OnceAgain

OnceAgain
I was just thinkin' and then I started typin'

Sunday, March 22, 2009

Me Time

Its sunny again. THANK goodness. After yesterday; and the day before; well; I thought that was that. We'd definitely broken the drought and we'd definitely have wet feet (along with every frickin' thing else) for the rest of our stay here in sunny south Florida.
But the sun came out to play this morning and she's stayed.
Yip - ee!
Now if the damn wind would die down it'd be perfect; but alas; one can't always have everything.
AND I finally got it through the old man's head that I just wanted a little "me" time.
Wasn't going to run away. Wasn't going to do anything nefarious. Wasn't going to go off and spend all his money. Just wanted to sit in the relative quiet of my own company and .... do nothing.
OK, well read the paper; clean up my e-mail; sit; get up and put some hooks up in the new RV; putter around and do whatever struck my fancy; and just hum around as I pleased.
That kind of me time. Doin' what I wanted to do or NOT do when I wanted to do or NOT do it me time.
THAT kinda time.
I don't get that when we go places. Usually.
This time I put my foot down.
Don't get me wrong. I love, love, love my Grandest kids and their parents. Love seeing their other grandparents. Love going around to the baseball games and all the goings on, etc. But at some point; I just want to stop and just stop.
Isn't that what vacations and getting away from it all stuff is about? Isn't that what you are supposed to do when you "chill?"
What ever happened to coming home tanned and rested?
OK; OK; I know I won't be doing the tan thing unless its from a spray gun; but can't I be rested for God's sake?
I mean come on people!
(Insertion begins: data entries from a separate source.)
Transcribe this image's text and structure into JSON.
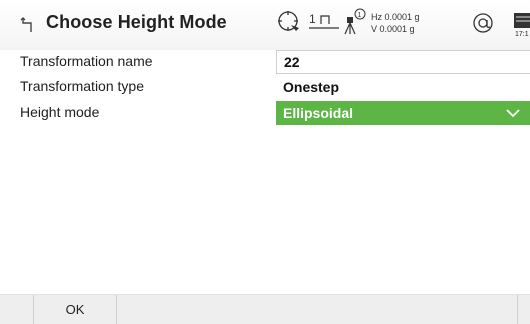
{
  "header": {
    "title": "Choose Height Mode",
    "status": {
      "tracking_icon": "crosshair-target-icon",
      "face_icon": "face-i-icon",
      "face_label": "1",
      "instrument_icon": "instrument-height-icon",
      "hz": "Hz 0.0001 g",
      "v": "V  0.0001 g",
      "prism_icon": "reflector-at-icon",
      "battery_icon": "battery-icon",
      "time": "17:1"
    }
  },
  "form": {
    "rows": [
      {
        "label": "Transformation name",
        "value": "22"
      },
      {
        "label": "Transformation type",
        "value": "Onestep"
      },
      {
        "label": "Height mode",
        "value": "Ellipsoidal"
      }
    ]
  },
  "softkeys": {
    "f1": "OK"
  },
  "colors": {
    "accent": "#5cb545",
    "softkey_bar": "#eeeeee"
  }
}
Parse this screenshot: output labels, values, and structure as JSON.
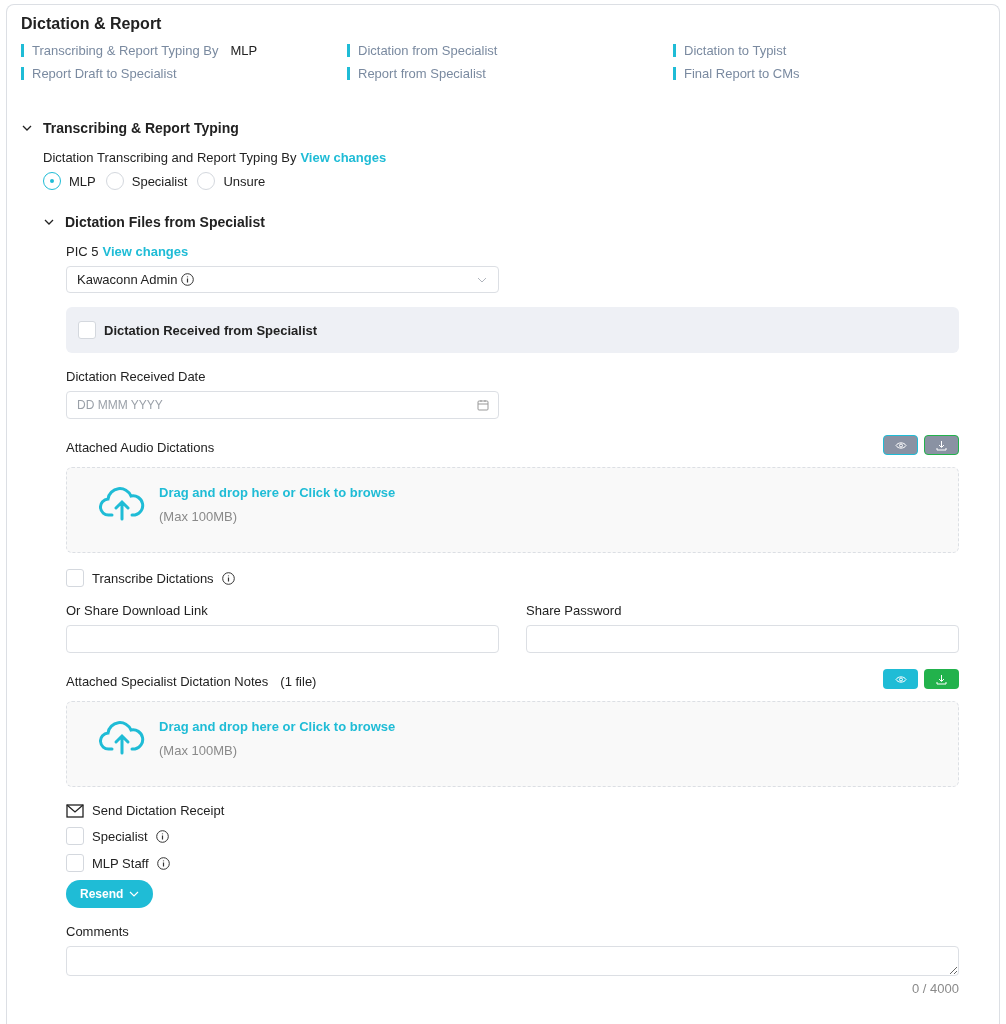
{
  "title": "Dictation & Report",
  "summary": [
    {
      "label": "Transcribing & Report Typing By",
      "value": "MLP"
    },
    {
      "label": "Dictation from Specialist"
    },
    {
      "label": "Dictation to Typist"
    },
    {
      "label": "Report Draft to Specialist"
    },
    {
      "label": "Report from Specialist"
    },
    {
      "label": "Final Report to CMs"
    }
  ],
  "section": {
    "title": "Transcribing & Report Typing",
    "expanded": true,
    "typing_by": {
      "label": "Dictation Transcribing and Report Typing By",
      "link": "View changes",
      "options": [
        {
          "label": "MLP",
          "selected": true
        },
        {
          "label": "Specialist",
          "selected": false
        },
        {
          "label": "Unsure",
          "selected": false
        }
      ]
    },
    "subsection": {
      "title": "Dictation Files from Specialist",
      "expanded": true,
      "pic": {
        "label": "PIC 5",
        "link": "View changes",
        "value": "Kawaconn Admin"
      },
      "received": {
        "label": "Dictation Received from Specialist",
        "checked": false
      },
      "date": {
        "label": "Dictation Received Date",
        "placeholder": "DD MMM YYYY"
      },
      "audio": {
        "label": "Attached Audio Dictations",
        "disabled": true,
        "drop_text": "Drag and drop here or Click to browse",
        "limit": "(Max 100MB)"
      },
      "transcribe": {
        "label": "Transcribe Dictations",
        "checked": false
      },
      "link_field": {
        "label": "Or Share Download Link"
      },
      "password_field": {
        "label": "Share Password"
      },
      "notes": {
        "label": "Attached Specialist Dictation Notes",
        "count": "(1 file)",
        "disabled": false,
        "drop_text": "Drag and drop here or Click to browse",
        "limit": "(Max 100MB)"
      },
      "receipt": {
        "title": "Send Dictation Receipt",
        "recipients": [
          {
            "label": "Specialist",
            "checked": false
          },
          {
            "label": "MLP Staff",
            "checked": false
          }
        ]
      },
      "resend": "Resend",
      "comments": {
        "label": "Comments",
        "counter": "0 / 4000"
      }
    }
  }
}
I work 2 jobs and I'm doin' this Estate thing that "she who bore me" is givin' me fits over. Why can't I put my feet up and catch my breath here and take a minute; or 2; or what the hell; 180.
So I ask for this Sunday.
And after a little too much pushing, Mr. always-has-something-planned-and-things-to-do pushed that one inch too far. And I expressed myself in those terms that only I can.
Finally he got the message. Oh, she wants to stay at the RV without me, or the kids, or even the Grandest kids and just be.
Yes. I just want to be.
Dumb butt.
And even then he wanted me to drive him over to the ball park and leave him with friends so I "could have a car." I told him no.
Well, that was the gist. It was growled. Maybe snarled. But it was a definite negative.
He took the car and drove himself.
I do hope he's enjoying his baseball game. And I hope the Cardinals are winning. It's Spring Training here in Jupiter, FL. They're playing the Orioles today. And I'm not there.
I'm here. At my RV. I'm puttering and putering and doing what I darn well please when I please. The sun is warm, the wind a bit cool. But my oh my, not one person is here to rain on my parade.